“My first duty is to him,” said Rotha with her hand to her eyes.
“True—that's true,” said Ralph; and the sense that two homes were made desolate silenced him with something that stole upon him like stifling shame. There was only one way out of the difficulty, and that was to make two homes one. If she loved his brother, as he knew that his brother loved her, then—
“Rotha,” said Ralph, with a perceptible tremulousness of voice, “I will ask you another question, and, perhaps—who knows rightly?—perhaps it is harder for me to ask than for you to answer; but you will answer me—will you not?—for I ask you solemnly and with the light of Heaven on my words—on the most earnest words, I think, that ever came out of my heart.”
He paused again. Rotha sat on the end of the settle, and with fingers intertwined, with eyelids quivering and lips trembling, she gazed in silence into the fire.
“This is no time for idle vanities,” he said; “it's no time to indulge unreal modesties; and you have none of either if it were. God has laid His hand on us all, Rotha; yes, and our hearts are open without disguise before Him—and before each other, too, I think.”
“Yes,” said Rotha. She scarcely knew what to say, or whither Ralph's words tended. She only knew that he was speaking as she had never heard him speak before. “Yes, Ralph,” she repeated.
“Perhaps, as I say, it's harder for me to ask than for you to answer, Rotha,” he continued, and the strong man looked into the girl's eyes with a world of tenderness. “Do you think you have any feeling for Willy—that is, more than the common? I saw how you sat together as I came in to you. I've marked you before, when he has been by. I've marked him, too. You've been strength and solace to him in this trouble. Do you think if he loved you, Rotha—do you think, then, you could love him? Wait,” he added, as she raised her eyes, and with parted lips seemed prepared to speak. “It is not for him I ask. God knows it is as much for you as for him, and perhaps—perhaps, I say, most of all—for myself.”
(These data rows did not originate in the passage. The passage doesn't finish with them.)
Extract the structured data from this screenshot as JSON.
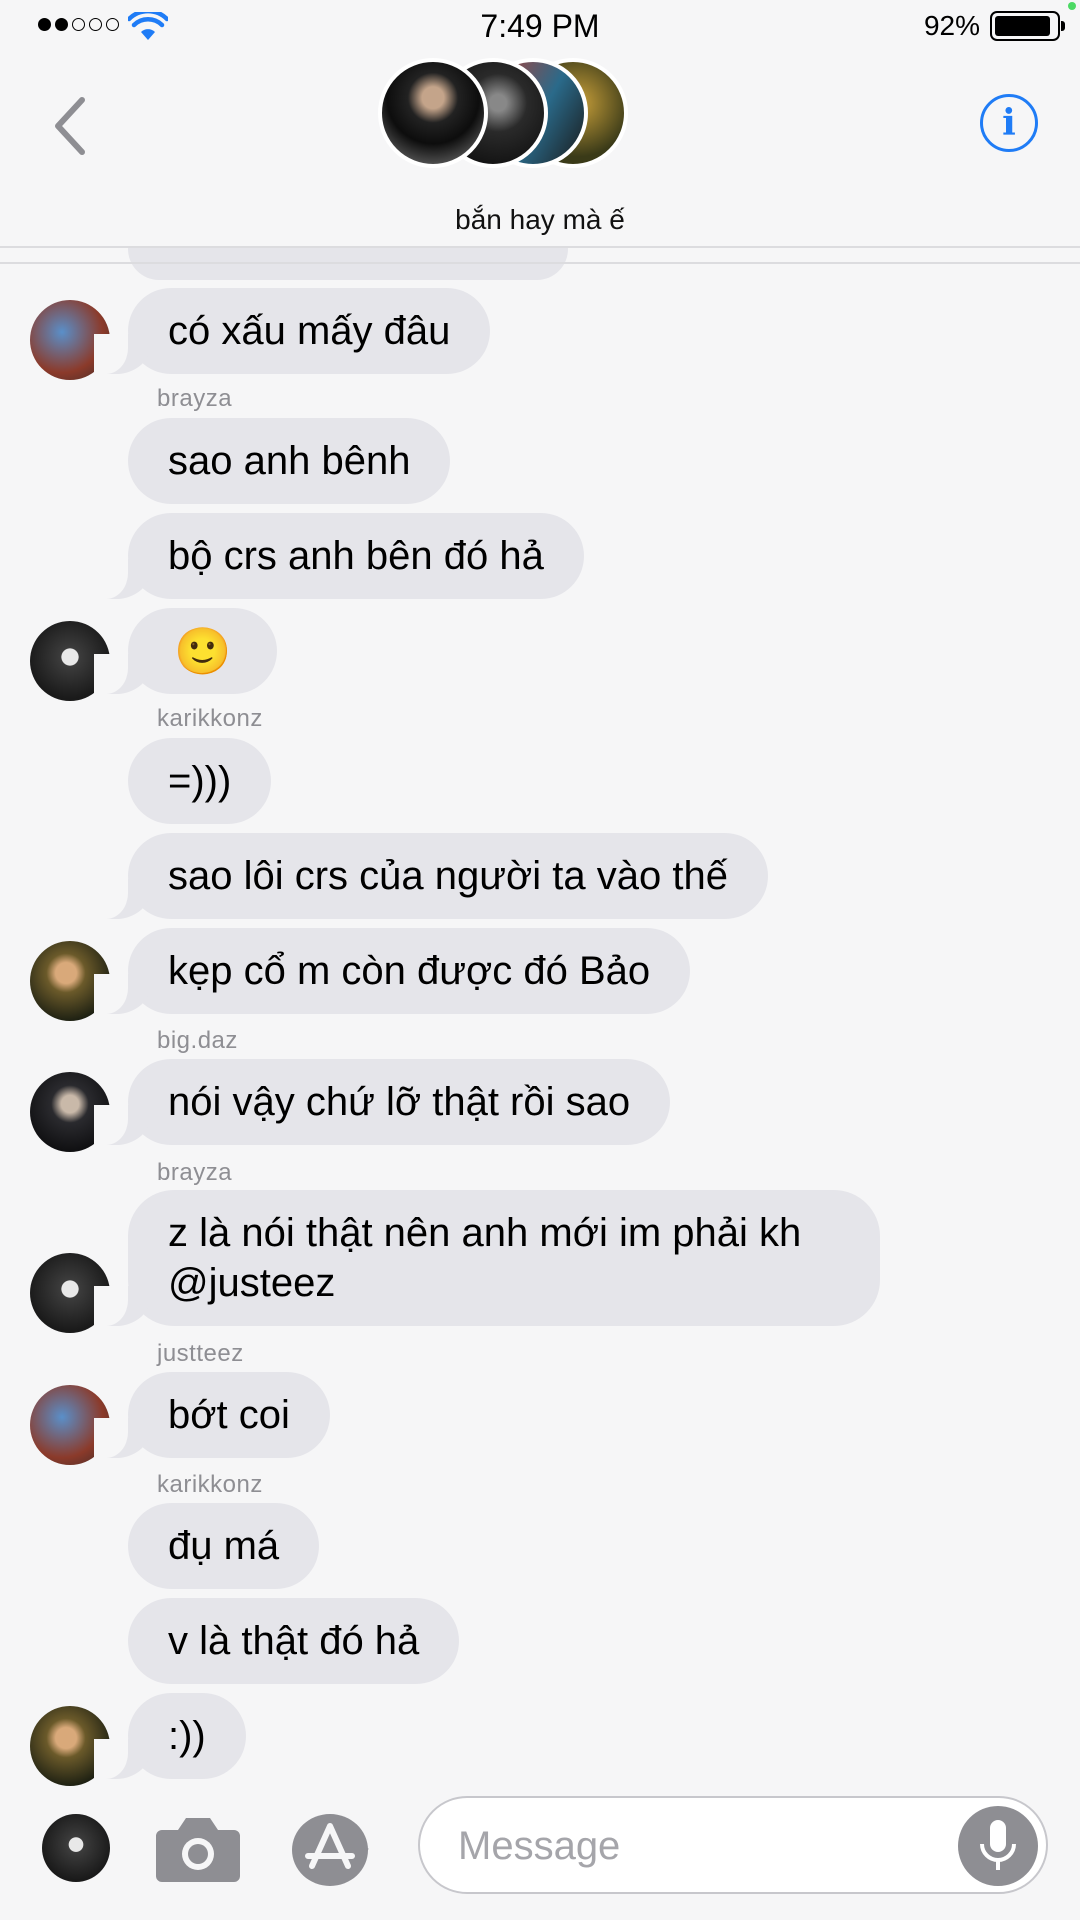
{
  "status": {
    "time": "7:49 PM",
    "battery": "92%"
  },
  "header": {
    "group_name": "bắn hay mà ế"
  },
  "messages": [
    {
      "text": "có xấu mấy đâu"
    },
    {
      "sender": "brayza"
    },
    {
      "text": "sao anh bênh"
    },
    {
      "text": "bộ crs anh bên đó hả"
    },
    {
      "text": "🙂"
    },
    {
      "sender": "karikkonz"
    },
    {
      "text": "=)))"
    },
    {
      "text": "sao lôi crs của người ta vào thế"
    },
    {
      "text": "kẹp cổ m còn được đó Bảo"
    },
    {
      "sender": "big.daz"
    },
    {
      "text": "nói vậy chứ lỡ thật rồi sao"
    },
    {
      "sender": "brayza"
    },
    {
      "text_line1": "z là nói thật nên anh mới im phải kh",
      "text_line2": "@justeez"
    },
    {
      "sender": "justteez"
    },
    {
      "text": "bớt coi"
    },
    {
      "sender": "karikkonz"
    },
    {
      "text": "đụ má"
    },
    {
      "text": "v là thật đó hả"
    },
    {
      "text": ":))"
    }
  ],
  "composer": {
    "placeholder": "Message"
  },
  "colors": {
    "accent": "#1f7cf6",
    "bubble": "#e5e5ea",
    "sender": "#8e8e93"
  },
  "icons": [
    "back-chevron-icon",
    "info-icon",
    "wifi-icon",
    "camera-icon",
    "app-store-icon",
    "microphone-icon"
  ]
}
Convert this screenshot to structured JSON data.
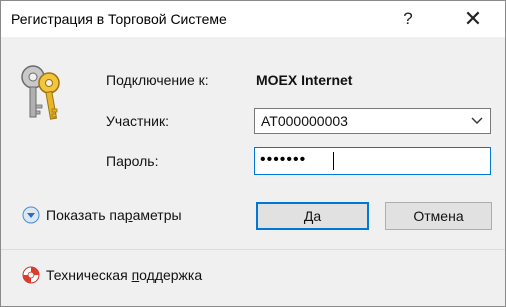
{
  "window": {
    "title": "Регистрация в Торговой Системе",
    "help_label": "?",
    "close_label": "✕"
  },
  "form": {
    "connection_label": "Подключение к:",
    "connection_value": "MOEX Internet",
    "participant_label": "Участник:",
    "participant_value": "AT000000003",
    "password_label": "Пароль:",
    "password_mask": "•••••••"
  },
  "actions": {
    "show_params_pre": "Показать па",
    "show_params_underlined": "р",
    "show_params_post": "аметры",
    "ok_label": "Да",
    "cancel_label": "Отмена"
  },
  "footer": {
    "support_pre": "Техническая ",
    "support_underlined": "п",
    "support_post": "оддержка"
  },
  "icons": {
    "keys": "keys-icon",
    "expand": "chevron-down-circle-icon",
    "support": "lifebuoy-icon",
    "dropdown": "chevron-down-icon"
  },
  "colors": {
    "focus_border": "#0078d7",
    "button_face": "#e1e1e1",
    "dialog_bg": "#f0f0f0"
  }
}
With a frank voice and face, with luminous eyes in which there was neither fear nor shame, Rotha answered,—
“Yes, I could love him; I think I do so now.”
She spoke to Ralph as she might have spoken to a father whom she reverenced, and from whom no secret of her soul should be hid. He heard her in silence. Not until now, not until he had heard her last word, had he realized what it would cost him to hear it. The agony of a lifetime seemed crushed into that short moment. But he had made it for himself, and now at length it was over. To yield her up—perhaps it was a link in the chain of retribution. To say nothing of his own love—perhaps it would be accepted as a dumb atonement. To see her win the love and be won by the love of his brother—perhaps it would soften his exile with thoughts of recompense for a wrong that it had been his fate to do to her and hers, though she knew it not. There was something like the white heat of subdued passion in his voice when he spoke again.